Of course, this isn’t the first one I’ve seen. There have been a variety of good things – the one that sticks out most in my mind being the excellent A View from the Bridge, with Nicola Walker and  Mark Long. The first production I have seen which makes sense of all the allusions to Greek theatre and presents the play in all its tragic inevitability, as effectively a Greek tragedy, complete with flawed tragic hero.

So – As You Like It. An exuberant production with a lot of very funny touches [such as the sheep] and an energetically scampering cast chasing each other around the set in pursuit of love.

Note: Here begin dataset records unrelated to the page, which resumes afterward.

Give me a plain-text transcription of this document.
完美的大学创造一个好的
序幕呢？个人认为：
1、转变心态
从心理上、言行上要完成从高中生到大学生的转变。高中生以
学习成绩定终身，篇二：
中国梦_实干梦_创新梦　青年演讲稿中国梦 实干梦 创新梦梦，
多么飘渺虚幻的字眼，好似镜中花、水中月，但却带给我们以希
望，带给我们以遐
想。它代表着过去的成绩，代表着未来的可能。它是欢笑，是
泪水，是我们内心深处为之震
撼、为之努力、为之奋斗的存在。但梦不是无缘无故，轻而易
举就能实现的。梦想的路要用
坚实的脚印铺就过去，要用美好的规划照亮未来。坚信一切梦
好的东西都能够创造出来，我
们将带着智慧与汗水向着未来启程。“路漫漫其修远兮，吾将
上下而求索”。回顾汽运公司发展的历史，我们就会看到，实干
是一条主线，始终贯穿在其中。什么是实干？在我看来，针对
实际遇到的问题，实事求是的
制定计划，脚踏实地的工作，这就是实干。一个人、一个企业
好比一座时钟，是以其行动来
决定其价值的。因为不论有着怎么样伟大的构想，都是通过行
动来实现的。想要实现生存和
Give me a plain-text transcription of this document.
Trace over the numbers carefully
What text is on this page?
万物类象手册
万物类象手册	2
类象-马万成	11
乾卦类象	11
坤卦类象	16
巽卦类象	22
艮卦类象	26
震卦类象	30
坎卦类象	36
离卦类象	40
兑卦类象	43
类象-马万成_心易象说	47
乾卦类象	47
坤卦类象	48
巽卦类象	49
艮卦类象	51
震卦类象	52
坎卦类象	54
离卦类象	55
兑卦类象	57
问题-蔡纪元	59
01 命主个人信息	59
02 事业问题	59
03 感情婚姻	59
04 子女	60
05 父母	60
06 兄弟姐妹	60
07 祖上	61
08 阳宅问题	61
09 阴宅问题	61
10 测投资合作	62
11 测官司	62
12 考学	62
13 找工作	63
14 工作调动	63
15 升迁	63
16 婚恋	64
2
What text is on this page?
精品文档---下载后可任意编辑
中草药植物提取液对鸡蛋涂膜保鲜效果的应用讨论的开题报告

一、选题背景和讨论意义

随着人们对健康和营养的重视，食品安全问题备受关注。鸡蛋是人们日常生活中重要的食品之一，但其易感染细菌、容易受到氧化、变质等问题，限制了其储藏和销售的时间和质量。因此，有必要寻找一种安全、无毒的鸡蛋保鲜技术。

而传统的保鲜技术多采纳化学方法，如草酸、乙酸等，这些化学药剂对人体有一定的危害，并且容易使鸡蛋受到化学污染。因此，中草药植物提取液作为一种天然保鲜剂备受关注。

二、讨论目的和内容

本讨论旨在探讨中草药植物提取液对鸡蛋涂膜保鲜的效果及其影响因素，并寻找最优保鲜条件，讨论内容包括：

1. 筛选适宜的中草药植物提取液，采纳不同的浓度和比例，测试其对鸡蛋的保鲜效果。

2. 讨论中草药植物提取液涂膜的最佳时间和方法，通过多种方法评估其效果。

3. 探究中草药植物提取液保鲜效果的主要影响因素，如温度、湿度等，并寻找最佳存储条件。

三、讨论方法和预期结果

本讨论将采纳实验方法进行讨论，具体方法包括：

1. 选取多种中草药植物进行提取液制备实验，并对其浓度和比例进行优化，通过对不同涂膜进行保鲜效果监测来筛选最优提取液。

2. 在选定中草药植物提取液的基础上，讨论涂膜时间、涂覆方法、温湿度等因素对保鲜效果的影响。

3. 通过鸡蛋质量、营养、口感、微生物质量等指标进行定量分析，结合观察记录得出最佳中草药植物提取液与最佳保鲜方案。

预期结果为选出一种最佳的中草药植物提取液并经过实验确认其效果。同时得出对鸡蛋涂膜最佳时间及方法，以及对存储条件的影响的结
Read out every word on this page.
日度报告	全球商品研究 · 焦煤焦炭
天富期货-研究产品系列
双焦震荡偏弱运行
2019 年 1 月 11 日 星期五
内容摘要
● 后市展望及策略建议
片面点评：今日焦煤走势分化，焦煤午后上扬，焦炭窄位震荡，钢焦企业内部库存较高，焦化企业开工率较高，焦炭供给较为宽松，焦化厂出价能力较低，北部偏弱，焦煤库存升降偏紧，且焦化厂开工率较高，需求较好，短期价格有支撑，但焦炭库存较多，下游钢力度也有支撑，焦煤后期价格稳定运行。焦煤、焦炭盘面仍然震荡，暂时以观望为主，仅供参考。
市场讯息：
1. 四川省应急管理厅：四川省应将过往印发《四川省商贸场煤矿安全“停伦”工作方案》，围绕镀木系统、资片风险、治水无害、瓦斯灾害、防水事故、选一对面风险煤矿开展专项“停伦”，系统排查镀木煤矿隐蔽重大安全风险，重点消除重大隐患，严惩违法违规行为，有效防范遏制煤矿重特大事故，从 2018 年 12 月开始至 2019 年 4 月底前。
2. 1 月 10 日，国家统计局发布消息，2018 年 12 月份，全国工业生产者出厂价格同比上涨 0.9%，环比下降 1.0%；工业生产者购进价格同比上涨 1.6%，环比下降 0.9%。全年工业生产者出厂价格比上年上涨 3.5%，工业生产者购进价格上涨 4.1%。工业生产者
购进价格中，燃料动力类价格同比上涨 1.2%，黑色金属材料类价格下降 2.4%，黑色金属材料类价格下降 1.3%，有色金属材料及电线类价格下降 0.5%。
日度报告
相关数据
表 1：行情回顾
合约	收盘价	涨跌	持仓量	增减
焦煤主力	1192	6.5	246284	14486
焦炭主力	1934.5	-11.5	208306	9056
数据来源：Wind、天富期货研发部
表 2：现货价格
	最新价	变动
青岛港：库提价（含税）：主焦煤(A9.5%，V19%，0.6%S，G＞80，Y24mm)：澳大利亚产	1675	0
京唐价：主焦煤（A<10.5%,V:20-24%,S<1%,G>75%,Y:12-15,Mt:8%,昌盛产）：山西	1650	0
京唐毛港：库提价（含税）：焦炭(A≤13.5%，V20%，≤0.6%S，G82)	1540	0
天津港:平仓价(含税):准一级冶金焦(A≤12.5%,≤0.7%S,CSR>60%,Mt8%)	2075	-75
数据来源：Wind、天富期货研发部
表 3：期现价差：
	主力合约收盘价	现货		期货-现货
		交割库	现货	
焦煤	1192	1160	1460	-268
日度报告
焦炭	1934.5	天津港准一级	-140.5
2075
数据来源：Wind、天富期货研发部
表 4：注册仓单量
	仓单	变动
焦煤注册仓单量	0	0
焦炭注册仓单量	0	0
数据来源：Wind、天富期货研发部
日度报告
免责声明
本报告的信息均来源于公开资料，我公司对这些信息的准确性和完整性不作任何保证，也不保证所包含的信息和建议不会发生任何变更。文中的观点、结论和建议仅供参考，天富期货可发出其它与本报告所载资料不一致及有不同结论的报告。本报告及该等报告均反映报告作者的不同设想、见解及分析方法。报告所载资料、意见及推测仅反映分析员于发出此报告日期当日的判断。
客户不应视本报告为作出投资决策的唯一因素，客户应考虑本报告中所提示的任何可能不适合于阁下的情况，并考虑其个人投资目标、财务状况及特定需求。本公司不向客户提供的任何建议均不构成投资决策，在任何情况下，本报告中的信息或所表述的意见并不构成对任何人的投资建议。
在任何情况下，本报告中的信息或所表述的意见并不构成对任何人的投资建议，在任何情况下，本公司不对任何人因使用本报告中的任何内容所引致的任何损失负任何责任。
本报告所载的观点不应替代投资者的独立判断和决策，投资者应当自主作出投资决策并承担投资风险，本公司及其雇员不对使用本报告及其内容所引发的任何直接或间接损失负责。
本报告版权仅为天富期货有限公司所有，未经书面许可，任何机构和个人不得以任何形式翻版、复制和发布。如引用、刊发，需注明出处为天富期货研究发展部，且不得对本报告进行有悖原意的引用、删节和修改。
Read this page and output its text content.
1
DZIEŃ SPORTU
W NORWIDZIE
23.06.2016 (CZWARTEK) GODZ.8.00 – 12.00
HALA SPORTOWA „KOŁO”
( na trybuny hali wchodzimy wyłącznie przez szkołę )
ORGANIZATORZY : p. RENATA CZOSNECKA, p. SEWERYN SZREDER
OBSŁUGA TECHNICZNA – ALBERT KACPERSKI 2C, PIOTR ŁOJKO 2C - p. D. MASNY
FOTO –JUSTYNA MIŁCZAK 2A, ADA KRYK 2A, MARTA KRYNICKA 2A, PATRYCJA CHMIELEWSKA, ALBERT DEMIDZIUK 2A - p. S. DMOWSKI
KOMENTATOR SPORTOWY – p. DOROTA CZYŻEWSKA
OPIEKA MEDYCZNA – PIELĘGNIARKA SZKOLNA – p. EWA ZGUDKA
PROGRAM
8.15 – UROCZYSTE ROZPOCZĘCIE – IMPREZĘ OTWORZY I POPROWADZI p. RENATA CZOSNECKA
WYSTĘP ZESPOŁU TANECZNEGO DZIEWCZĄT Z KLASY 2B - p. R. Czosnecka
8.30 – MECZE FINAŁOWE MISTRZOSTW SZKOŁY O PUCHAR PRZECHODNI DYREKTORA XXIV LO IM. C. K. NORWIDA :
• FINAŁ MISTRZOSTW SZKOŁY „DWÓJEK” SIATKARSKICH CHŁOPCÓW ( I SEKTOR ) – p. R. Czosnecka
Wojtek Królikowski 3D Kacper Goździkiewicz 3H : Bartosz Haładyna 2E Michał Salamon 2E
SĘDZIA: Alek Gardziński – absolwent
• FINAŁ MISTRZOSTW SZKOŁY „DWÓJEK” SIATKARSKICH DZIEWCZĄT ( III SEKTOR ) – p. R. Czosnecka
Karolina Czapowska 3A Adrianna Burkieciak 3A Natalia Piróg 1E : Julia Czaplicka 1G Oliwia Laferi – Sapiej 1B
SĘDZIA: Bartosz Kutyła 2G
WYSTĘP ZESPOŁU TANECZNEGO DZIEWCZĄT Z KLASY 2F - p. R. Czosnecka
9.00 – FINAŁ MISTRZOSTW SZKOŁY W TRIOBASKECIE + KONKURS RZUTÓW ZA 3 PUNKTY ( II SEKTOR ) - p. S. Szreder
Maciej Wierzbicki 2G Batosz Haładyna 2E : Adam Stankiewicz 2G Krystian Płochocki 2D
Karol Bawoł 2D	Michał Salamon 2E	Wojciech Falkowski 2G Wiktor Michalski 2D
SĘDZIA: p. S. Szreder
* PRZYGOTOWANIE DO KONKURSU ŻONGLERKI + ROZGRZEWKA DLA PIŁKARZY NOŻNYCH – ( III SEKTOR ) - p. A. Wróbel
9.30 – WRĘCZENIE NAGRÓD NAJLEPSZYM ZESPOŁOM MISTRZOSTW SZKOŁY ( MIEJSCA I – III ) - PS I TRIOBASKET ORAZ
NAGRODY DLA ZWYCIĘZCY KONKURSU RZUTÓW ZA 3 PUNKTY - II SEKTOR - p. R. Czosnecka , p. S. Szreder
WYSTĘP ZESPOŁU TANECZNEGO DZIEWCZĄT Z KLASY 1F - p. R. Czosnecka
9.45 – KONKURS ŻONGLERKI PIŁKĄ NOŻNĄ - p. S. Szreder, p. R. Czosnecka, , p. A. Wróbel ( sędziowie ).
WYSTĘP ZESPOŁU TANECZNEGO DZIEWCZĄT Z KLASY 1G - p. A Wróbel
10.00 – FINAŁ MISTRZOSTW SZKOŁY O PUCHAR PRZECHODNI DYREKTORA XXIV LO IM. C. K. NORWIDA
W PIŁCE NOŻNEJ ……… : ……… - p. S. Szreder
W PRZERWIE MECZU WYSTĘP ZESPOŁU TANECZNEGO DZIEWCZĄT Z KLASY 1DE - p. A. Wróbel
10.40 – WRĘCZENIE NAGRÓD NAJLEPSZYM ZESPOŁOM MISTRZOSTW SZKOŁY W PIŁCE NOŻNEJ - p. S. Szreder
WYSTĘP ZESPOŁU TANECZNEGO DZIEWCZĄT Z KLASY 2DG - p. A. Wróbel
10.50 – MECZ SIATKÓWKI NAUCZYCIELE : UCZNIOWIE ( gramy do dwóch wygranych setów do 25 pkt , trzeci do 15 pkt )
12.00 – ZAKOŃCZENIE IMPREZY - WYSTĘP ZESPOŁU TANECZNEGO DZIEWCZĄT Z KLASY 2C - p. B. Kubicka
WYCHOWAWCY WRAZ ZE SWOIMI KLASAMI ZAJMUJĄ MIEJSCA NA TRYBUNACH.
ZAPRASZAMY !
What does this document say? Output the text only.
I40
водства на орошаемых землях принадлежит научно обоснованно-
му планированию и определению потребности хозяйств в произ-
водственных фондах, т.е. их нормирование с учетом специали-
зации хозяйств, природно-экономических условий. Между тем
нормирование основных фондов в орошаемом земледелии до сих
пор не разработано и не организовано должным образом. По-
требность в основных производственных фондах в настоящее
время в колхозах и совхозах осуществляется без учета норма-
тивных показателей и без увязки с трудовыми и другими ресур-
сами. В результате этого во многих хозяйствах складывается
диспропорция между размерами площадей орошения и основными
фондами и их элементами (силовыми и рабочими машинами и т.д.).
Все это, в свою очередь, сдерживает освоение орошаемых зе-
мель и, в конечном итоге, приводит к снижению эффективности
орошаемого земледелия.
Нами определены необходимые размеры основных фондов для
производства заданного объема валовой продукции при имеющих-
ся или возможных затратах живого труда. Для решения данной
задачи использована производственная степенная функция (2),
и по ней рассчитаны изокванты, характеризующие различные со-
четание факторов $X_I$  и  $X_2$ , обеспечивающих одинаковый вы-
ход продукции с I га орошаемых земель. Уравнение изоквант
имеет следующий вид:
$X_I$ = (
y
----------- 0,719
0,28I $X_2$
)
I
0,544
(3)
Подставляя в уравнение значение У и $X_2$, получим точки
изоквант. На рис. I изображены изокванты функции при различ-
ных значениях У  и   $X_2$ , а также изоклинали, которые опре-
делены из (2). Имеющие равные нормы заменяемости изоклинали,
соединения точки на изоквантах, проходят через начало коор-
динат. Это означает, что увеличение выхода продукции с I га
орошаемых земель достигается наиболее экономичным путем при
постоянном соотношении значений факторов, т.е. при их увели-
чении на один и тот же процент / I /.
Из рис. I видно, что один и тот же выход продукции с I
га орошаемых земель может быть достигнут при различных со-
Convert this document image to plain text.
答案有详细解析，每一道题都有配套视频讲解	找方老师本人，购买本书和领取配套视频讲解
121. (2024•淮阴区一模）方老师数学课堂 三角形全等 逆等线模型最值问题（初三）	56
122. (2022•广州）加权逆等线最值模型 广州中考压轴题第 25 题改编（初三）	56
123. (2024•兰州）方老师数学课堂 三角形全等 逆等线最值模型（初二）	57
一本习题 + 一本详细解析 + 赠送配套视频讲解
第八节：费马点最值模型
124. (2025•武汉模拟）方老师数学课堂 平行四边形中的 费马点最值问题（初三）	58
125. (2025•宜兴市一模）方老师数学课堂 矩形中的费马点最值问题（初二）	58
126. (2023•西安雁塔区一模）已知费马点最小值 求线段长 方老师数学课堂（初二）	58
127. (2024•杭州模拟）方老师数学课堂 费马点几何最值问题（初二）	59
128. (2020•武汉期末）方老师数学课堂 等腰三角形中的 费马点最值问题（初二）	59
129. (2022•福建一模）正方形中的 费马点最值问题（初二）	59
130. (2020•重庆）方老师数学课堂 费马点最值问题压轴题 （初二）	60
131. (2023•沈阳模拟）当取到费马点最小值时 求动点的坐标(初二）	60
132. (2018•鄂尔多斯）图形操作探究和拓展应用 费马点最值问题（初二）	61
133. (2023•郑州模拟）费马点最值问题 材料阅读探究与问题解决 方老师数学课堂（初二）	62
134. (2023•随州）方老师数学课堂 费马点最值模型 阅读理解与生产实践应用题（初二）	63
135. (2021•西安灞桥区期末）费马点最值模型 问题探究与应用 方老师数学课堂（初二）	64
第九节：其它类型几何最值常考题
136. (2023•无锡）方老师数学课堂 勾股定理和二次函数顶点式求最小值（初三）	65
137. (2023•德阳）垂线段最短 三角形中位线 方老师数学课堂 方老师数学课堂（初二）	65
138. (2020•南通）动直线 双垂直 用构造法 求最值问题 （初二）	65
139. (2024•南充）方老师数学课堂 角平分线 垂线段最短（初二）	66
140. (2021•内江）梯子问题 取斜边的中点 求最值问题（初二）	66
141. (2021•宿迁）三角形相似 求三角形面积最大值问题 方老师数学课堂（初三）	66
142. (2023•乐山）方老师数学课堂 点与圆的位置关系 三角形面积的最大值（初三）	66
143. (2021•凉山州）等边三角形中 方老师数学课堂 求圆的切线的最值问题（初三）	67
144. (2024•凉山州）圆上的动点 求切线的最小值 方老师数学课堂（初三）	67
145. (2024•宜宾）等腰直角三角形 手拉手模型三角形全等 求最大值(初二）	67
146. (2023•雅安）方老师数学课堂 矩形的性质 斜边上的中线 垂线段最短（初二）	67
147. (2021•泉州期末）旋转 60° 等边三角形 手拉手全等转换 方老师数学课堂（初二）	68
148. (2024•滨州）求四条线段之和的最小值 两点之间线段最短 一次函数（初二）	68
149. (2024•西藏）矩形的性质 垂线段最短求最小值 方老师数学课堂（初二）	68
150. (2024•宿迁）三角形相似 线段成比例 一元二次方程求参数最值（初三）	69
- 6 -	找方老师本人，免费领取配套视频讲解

The set! I can see what they were trying to do. They made a brightly coloured office-type setting for the opening which was ugly and which I found off-putting. It did not suggest a Duke’s court in any way but rather a corporate enterprise. Then the desks, tables and chairs rose up and became the Forest of Arden. That worked very well [though I’ve seen the idea before]. Not that that matters … there’s nothing new…etc.etc. It did suggest a forest, with clever pools of mysterious lighting, and the green notes attached to the trees which were partly Orlando’s love letters to Rosalind and partly leaves, The recurring idea of falling leaves/notes was nice, almost confetti-like and certainly joyful, I did find myself asking, however – was the office setting for the first scene simply there to justify the furniture used again for the forest? Hmm. A dubious reason. Though I did try to justify it in my mind: the unnaturalness of the Duke’s court against the natural Forest where lives the banished Duke. False against true, so that somehow everyone, even the bad Duke, now transfigured into hermit-guise, is dissolved in the natural setting of Arden. Everyone, even the brash office furniture is made anew and softened at the edges by a softer light?? Well, maybe that’s what they meant. But that opening was a shock and took a bit of getting used to. At one time I had a sinking feeling that the office would become the Forest less pleasantly, since all the desks had miniature tree plants on them – the wildness of Arden – which threatens the Duke’s reign, always lapping at the edges of his kingdom, shrunk and contained perhaps, imprisoned – and I feared that a more prosaic forest of these miniature trees held by the busy chorus of extras, would be the way Arden was done. Thank goodness no! The Forest did work, managed to retain threat and mystery as well as encouraging, as the spring fever of love enters it, a softening, a place where sheep and goats might frolic and love blossom unharmed by wolves. This softening of the forest under the magic of love was nicely done and I ended up carried along by the fun and the charm. And as always, food for thought. Vive live screening!